Democratic Rep. Alan Lowenthal of California, the ranking member, took aim at the proposed bill. "The most concerning [portion of the bill], I believe, is the provision that allows for the secretary of the Interior to schedule offshore lease sales wherever and whenever he wants."
"The point of a five-year planning process would be gone," Lowenthal said. "Instead of gathering and balancing stakeholder input and providing certainty to coastal areas for five years at a time, every coastal area would be perpetually at risk. This would never be acceptable to the people of California."
Lowenthal shifted his fire to Interior Secretary Zinke. "There are new ethical questions every day about Secretary Zinke's travel, including revelations … about political activity at ski resorts and steak houses," he said, referring to news reports that Zinke combined official travel with political activity.
"Then there are his statements on energy that are downright wrong or make no sense," Lowenthal said. He pointed to a Sept. 29 speech to the Heritage Foundation, in which Zinke claimed the U.S. has "struggled to be self-sufficient in producing low-cost, abundant and reliable energy" in recent years.
In addition to changing rules and practices for offshore lease sales, the ASTRO Act would provide for 37.5% of any offshore royalty revenues to go to the specific coastal state where drilling occurs. It would also call for a study on recombining parts of the Interior Department — offshore management agency the Bureau of Ocean Energy Management with offshore safety regulators at the Bureau of Safety and Environmental Enforcement — in one agency as they were prior to the Deepwater Horizon explosion and spill in April 2010.
Michael Bromwich, the first head of BOEM who guided the division of what had been the Minerals Management Service into two units, testified that a return to a single agency was "a profoundly bad idea." He said it would reestablish conflicts of interest between units that are required to promote offshore development and units that enforce safety and environmental regulations, and "significantly raise the risk of a catastrophic offshore accident."

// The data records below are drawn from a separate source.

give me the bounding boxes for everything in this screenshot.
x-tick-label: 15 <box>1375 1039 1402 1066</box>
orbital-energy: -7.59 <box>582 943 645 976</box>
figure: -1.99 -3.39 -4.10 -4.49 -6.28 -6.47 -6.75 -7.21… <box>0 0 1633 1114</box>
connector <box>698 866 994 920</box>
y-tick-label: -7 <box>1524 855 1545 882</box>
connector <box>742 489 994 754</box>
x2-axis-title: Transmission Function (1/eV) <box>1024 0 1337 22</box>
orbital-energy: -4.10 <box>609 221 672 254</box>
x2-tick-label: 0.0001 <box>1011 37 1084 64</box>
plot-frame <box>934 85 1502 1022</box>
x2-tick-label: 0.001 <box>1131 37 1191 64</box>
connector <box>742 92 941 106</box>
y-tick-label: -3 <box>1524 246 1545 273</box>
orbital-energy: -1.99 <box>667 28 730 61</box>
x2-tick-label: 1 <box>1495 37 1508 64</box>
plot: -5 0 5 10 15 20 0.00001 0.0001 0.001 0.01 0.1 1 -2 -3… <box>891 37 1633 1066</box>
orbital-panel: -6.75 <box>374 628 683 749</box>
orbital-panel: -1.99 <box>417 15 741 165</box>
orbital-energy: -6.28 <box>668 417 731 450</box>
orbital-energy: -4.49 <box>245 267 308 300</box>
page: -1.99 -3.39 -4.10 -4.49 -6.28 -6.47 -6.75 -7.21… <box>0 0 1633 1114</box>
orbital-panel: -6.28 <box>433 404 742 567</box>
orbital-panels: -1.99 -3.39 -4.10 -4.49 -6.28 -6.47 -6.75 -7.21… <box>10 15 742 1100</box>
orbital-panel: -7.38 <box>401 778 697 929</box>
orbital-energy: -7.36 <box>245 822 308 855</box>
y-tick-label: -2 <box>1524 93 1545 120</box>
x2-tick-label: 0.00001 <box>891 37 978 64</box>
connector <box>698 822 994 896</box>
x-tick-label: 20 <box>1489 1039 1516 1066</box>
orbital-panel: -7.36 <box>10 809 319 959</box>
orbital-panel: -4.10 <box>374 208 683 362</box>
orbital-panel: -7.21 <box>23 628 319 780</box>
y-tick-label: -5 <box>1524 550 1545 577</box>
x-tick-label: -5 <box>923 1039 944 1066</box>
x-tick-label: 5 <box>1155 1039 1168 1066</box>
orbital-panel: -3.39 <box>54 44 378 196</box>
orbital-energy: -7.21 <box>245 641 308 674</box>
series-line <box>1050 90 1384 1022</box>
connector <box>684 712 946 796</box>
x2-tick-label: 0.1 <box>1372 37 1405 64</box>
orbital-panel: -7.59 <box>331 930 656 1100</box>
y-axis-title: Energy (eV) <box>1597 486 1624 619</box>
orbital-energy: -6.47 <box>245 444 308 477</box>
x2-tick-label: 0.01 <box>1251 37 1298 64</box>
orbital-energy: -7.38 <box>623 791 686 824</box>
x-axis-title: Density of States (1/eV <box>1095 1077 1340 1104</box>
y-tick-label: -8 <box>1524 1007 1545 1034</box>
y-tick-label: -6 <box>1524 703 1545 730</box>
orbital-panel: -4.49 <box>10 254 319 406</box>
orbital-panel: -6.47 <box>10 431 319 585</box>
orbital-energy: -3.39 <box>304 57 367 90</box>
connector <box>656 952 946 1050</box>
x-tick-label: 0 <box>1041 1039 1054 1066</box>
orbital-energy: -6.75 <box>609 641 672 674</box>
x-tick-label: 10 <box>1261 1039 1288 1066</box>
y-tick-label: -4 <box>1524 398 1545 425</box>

"In my experience," Bromwich said, "reorganizations are too often undertaken for reasons of executive vanity, as a way for a new executive or team of executives to put their immediate imprint on an organization, whether the changes make management and organizational sense or not."
South Carolina state Sen. Stephen Goldfinch, a Republican who represents portions of three largely rural coastal counties north of Charleston, S.C., said about half the people in his district oppose offshore drilling and half favor it, but almost 100% would be in favor of the economic stimulus drilling could give to their communities centered around the small port of Georgetown, S.C.
"I don't know one person in my district that wouldn't support the idea of revenue sharing," Goldfinch said. "There are a lot of dogmatic perspectives on this, and I think what's lacking, quite honestly, is the truth."
"There are valid concerns on the environmental side, and I think we should have a conversation about those, but we also need to be talking about the truth," Goldfinch testified. "There are conversations right now that 'seismic is going to kill every mammal in the ocean,' that we're not going to have dolphins anymore, that we're not going to have whales anymore, or sea turtles. If I believed that, there's no way I'd support offshore seismic or offshore drilling."